Die Welt gewinnen

Das Spiel im Untergrund: In dem argentinischen Film „Kamchatka“ steht die Zeit fast still. Nur nicht für ein Kind

Der Ernst des Lebens beginnt für Kinder, wenn ihre Eltern plötzlich viel Zeit für sie haben. Das kann nicht ganz mit rechten Dingen zugehen: Wie im Fall des zehnjährigen Harry, der eigentlich in Buenos Aires lebt, sich aber plötzlich in einem Haus mit Garten irgendwo auf dem Land wiederfindet. Es ist 1976, ein Jahr, das für die Geschichte Argentiniens von einschneidender Bedeutung ist, weil die Militärs die Herrschaft im Land übernehmen.
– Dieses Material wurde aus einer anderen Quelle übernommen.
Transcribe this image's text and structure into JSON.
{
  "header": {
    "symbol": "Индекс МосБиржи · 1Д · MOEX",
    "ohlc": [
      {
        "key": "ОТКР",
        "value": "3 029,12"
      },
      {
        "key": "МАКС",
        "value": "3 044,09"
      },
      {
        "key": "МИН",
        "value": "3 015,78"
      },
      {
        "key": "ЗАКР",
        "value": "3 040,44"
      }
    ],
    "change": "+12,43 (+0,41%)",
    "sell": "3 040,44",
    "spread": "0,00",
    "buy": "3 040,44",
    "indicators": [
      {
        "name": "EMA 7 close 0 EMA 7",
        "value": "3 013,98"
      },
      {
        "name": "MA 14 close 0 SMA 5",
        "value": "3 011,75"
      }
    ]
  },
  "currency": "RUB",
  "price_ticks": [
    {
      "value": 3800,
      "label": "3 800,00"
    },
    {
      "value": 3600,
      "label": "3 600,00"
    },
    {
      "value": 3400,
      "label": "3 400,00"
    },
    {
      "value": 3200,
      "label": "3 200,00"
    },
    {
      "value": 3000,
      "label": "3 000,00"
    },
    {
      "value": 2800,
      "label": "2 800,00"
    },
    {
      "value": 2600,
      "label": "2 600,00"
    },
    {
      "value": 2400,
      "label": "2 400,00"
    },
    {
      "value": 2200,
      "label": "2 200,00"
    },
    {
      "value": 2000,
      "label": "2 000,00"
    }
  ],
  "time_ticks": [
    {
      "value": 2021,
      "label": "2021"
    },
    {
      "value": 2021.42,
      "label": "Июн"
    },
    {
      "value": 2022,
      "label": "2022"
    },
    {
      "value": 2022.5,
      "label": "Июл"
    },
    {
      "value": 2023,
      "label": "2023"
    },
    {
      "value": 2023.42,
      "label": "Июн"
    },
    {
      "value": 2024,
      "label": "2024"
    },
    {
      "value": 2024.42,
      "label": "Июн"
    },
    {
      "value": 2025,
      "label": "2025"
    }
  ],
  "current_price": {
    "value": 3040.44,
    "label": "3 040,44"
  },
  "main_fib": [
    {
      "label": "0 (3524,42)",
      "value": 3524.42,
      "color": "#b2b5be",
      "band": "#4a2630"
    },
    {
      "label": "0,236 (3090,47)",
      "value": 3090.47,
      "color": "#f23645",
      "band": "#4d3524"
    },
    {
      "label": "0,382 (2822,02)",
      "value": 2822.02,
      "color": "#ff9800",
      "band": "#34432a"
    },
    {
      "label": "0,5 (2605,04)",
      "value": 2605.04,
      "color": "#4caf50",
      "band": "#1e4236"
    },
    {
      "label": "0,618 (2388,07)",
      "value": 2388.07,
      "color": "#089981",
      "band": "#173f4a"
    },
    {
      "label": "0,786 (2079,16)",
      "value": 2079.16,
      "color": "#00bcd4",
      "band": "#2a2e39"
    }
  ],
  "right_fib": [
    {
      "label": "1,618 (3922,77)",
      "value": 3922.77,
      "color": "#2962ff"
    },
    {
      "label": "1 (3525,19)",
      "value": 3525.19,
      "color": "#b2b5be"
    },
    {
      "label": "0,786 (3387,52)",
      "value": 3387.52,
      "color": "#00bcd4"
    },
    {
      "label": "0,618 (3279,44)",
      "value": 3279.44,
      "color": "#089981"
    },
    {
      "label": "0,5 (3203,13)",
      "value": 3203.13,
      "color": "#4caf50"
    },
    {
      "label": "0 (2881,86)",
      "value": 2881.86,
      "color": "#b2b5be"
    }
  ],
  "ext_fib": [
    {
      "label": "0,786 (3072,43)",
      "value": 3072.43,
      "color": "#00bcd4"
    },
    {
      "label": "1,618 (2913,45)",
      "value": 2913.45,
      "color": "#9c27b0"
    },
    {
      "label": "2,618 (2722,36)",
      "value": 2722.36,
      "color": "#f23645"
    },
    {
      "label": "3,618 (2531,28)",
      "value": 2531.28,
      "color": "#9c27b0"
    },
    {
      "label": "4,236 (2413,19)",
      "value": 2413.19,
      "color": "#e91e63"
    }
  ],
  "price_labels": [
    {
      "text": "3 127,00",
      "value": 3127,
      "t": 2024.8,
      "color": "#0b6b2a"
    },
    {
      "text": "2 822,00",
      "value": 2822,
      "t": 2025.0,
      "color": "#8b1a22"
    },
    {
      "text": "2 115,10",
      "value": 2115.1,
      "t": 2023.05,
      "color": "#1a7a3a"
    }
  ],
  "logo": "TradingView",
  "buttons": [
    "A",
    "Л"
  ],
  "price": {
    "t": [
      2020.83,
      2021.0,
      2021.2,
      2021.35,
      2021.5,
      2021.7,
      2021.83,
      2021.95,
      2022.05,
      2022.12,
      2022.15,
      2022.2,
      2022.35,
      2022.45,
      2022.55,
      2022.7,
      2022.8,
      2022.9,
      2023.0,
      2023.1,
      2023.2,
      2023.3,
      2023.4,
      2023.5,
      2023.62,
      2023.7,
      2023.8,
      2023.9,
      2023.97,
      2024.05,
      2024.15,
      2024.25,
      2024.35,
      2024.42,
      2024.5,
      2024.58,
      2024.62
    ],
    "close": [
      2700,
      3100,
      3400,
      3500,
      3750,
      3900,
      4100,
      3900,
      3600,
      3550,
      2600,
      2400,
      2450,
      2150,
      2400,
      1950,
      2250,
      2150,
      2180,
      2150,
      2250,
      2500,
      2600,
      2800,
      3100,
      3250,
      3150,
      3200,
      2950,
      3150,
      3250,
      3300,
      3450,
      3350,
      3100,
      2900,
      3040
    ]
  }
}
In den entscheidenden Wochen müssen eine ganze Menge Menschen in den Untergrund gehen, so auch die Eltern von Harry und seinem Bruder.

Von heute auf morgen zählt nichts mehr, was früher wichtig war: der Beruf der Eltern, die Schule, die Freunde, ja nicht einmal mehr der Name. Auch in der Familie gelten nun Pseudonyme, für den kleinen Harry bietet sich der Name des Entfesselungskünstlers Houdini an.

Seinen Titel „Kamchatka“ bekommt der Film von Marcelo Piñeyro von einem Brettspiel, mit dem sich der Vater und der ältere Sohn die Zeit vertreiben: Die ganze Welt steht hier zur Disposition der „Machthaber“, das Begehren richtet sich auf den fernsten Ort, auf die Halbinsel im äußersten Osten von Russland, die im Spiel und im Film als ein kleines gallisches Dorf fungiert. Kamchatka ist uneinnehmbar wie jener Persönlichkeitskern, den kein Gewaltregime erreicht.

Marcelo Piñeyro operiert mit Verschiebungen und Umkehrungen – die Eltern versuchen, den Kindern die politische Krise als ein Spiel zu verschlüsseln. Das Land erlebt einen Ausnahmezustand, dem die Familie gewissermaßen spiegelverkehrt ausgesetzt ist – von der äußeren Unsicherheit dringt nur wenig in die abgeschiedene Situation. Die Mutter geht immer wieder ins Dorf, allmählich stellt sich eine neue Normalität ein, die jedoch trügerisch ist. Die Ereignislosigkeit, die nur dem kindlichen Protagonisten nicht so erscheint, ist auch eine mögliche Metapher für die „tote Zeit“ der Diktatur.

So ist der Film „Kamchatka“, der 2003 schon auf der Berlinale zu sehen war, nicht so sehr eine Erinnerung an das Militärregime in Argentinien als eine Meditation darüber, und schließlich ein Requiem auf eine verlorene Generation, an die die inzwischen erwachsen gewordenen Kinder nur noch unwirkliche Erinnerungen haben – unwirklich und bedrängend wie die Grundstimmung dieses Films.